Journal of the American College of Surgeons, 2018
To evaluates the management and outcome of non-iatrogenic pediatric and adolescence extremity arterial injuries in a resource-challenged setting. Methods: A retrospective study of the surgical management for non-iatrogenic extremity arterial trauma in pediatric and adolescence during the period from January 2008 to December 2015. This study was performed in two different countries at tertiary referral university and teaching hospitals having a specialized emergency and trauma centers. A thorough study of each patient record was collected from these centers including, the original demographic data and their clinical presentations. Operative data of each patient was also reported. Results: During the 8-year period of the study, 149 pediatric and adolescent extremity arterial trauma patients were treated. They were 93.3% male, and 6.7% female, respectively. The age ranged from 2 to 18 years with a mean of 10.25 AE 4.05 years. Lower extremity arterial trauma was recorded in 51%, while 49% were having upper extremity injuries.
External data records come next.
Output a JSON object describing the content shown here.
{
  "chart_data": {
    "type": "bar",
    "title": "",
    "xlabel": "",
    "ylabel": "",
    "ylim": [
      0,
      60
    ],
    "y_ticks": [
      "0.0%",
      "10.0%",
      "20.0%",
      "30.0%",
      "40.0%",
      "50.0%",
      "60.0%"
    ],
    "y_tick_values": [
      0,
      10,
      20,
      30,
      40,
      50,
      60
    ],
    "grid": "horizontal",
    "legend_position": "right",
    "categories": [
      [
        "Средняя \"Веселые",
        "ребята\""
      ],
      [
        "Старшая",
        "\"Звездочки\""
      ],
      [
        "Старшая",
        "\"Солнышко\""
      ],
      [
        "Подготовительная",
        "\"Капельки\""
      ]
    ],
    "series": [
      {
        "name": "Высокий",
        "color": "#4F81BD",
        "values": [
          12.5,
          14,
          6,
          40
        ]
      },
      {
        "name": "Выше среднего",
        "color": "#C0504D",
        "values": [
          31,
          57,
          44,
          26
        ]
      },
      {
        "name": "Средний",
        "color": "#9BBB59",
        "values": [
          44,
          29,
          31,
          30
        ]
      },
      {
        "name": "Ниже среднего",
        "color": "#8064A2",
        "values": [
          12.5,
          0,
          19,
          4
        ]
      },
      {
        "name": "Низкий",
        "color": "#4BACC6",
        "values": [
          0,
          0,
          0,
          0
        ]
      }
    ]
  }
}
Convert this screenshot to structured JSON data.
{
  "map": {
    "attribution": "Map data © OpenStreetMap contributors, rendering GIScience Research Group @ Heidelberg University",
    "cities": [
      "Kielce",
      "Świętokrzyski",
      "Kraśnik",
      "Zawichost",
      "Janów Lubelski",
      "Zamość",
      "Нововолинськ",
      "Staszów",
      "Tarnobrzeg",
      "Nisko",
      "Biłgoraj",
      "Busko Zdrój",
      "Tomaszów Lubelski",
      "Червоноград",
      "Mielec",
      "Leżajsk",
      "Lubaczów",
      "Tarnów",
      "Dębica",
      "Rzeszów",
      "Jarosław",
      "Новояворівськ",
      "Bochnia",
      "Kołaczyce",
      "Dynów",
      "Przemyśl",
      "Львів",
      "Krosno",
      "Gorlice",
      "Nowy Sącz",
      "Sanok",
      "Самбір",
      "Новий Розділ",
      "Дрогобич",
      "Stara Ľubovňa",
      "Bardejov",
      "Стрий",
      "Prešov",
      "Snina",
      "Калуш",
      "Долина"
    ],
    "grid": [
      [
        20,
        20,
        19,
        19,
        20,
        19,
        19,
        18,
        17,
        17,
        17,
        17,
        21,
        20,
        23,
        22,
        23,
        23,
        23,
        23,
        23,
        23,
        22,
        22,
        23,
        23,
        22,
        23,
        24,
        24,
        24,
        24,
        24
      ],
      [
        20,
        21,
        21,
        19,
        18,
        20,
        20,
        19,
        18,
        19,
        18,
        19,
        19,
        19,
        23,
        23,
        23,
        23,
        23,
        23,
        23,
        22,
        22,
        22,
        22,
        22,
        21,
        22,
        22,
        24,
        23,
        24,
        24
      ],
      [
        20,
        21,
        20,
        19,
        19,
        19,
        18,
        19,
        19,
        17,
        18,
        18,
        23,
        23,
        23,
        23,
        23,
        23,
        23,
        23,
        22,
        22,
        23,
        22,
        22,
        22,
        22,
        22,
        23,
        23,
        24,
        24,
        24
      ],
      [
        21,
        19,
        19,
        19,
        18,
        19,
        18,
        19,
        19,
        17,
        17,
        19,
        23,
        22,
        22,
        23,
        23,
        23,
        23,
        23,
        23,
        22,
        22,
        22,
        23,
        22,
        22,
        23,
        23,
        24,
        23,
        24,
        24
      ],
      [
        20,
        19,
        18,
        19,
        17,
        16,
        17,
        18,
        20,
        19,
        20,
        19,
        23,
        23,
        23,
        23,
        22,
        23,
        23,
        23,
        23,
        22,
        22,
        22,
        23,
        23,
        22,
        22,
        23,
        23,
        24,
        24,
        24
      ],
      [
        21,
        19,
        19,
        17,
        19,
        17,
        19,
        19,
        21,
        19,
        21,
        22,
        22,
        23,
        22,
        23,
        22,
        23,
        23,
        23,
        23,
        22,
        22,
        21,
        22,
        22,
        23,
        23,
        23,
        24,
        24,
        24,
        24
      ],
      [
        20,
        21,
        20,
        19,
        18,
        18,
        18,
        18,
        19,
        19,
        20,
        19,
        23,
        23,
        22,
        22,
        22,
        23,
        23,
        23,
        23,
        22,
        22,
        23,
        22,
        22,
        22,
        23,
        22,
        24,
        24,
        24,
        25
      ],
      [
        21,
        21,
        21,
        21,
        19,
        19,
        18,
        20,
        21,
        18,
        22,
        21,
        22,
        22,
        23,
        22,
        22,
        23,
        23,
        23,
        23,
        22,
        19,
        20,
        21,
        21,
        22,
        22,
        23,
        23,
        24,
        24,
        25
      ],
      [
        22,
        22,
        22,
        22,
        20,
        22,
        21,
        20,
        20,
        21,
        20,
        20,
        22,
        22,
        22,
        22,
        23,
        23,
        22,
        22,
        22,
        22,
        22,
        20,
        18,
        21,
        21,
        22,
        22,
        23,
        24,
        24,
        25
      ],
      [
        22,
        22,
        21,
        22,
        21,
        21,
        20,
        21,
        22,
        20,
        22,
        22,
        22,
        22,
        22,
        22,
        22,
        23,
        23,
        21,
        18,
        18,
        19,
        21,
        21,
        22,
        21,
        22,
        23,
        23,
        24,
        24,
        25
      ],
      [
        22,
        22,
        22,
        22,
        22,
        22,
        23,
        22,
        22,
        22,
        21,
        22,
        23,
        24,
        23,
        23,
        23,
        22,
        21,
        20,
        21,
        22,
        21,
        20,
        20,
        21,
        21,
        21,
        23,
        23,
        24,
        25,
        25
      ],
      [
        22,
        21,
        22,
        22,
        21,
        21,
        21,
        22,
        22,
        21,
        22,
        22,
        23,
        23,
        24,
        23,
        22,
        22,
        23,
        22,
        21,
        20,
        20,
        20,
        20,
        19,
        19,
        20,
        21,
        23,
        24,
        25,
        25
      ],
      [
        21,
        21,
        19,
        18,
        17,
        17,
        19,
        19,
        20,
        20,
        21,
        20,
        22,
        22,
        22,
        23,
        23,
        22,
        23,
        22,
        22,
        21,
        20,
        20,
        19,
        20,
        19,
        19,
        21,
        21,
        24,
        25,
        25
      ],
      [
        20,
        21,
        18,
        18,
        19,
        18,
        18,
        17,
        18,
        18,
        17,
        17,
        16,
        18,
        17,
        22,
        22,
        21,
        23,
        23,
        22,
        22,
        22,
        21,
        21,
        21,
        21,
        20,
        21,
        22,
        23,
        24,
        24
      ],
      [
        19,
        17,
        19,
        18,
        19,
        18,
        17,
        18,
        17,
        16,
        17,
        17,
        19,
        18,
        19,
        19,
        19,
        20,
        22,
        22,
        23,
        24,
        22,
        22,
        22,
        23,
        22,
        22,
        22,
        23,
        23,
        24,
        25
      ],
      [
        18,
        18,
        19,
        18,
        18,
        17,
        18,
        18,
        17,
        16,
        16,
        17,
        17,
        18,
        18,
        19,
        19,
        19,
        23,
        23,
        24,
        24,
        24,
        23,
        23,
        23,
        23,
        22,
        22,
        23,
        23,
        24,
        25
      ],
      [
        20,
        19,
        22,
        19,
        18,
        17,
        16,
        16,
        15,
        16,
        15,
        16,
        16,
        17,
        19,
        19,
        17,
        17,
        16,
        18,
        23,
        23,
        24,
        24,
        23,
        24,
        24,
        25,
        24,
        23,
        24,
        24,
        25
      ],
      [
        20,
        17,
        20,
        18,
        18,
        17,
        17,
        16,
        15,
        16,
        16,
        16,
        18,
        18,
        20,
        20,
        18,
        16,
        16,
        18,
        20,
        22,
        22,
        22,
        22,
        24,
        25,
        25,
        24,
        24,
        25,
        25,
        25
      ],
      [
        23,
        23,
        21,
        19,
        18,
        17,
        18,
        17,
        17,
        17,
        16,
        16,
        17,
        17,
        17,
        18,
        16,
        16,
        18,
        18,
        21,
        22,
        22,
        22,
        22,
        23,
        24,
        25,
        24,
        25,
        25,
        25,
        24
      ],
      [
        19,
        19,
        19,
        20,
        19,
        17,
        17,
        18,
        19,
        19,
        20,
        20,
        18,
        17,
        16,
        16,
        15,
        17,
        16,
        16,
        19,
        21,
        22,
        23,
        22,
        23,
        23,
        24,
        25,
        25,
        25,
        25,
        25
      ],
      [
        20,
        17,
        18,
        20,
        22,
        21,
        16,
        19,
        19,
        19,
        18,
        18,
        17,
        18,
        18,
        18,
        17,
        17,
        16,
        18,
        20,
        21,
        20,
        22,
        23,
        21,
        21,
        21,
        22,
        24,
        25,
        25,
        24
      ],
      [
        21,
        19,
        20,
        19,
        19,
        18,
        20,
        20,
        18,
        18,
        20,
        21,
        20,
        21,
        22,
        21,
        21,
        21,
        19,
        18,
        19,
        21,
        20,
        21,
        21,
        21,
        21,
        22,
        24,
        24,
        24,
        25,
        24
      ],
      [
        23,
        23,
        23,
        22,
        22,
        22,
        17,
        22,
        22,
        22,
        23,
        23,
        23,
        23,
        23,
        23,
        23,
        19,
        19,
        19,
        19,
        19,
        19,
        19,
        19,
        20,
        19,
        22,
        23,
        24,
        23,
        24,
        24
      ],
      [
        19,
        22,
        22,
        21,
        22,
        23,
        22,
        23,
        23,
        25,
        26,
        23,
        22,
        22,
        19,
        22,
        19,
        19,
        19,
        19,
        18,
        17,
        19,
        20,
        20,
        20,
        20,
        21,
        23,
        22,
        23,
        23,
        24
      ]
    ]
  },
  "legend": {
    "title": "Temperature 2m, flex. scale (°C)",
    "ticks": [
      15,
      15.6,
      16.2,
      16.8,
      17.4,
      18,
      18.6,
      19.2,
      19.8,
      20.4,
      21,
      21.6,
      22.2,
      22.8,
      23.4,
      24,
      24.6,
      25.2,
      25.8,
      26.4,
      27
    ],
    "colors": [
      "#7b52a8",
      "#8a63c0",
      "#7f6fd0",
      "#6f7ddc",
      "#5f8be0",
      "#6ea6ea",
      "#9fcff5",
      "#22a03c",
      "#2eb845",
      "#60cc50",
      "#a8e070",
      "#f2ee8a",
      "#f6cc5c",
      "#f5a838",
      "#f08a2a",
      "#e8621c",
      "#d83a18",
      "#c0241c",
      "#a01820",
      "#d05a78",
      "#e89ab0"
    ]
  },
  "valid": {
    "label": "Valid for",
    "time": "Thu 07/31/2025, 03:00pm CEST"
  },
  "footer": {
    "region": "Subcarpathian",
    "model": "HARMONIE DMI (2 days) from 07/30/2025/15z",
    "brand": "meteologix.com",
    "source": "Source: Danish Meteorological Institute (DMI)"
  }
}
Primary repair with endto-end vascular anastomosis was performed in 51.7%, while an interposition reversed saphenous vein graft was performed in 48.3%. The operative procedures were performed by an experienced vascular surgeon and well-trained pediatric surgeons and general surgeons. Pseudoaneurysms was recorded in 9% of cases. Fasciotomy was performed in 15% of cases. Conclusion: Treatment of pediatric and adolescent extremity arterial injuries with primary end-to-end vascular anastomoses or with the use of an interposition reversed saphenous vein graft is a reliable, feasible, and more cost-effectiveness technique with good results. Moreover, it should be adopted for all vascular trauma patients, whenever possible.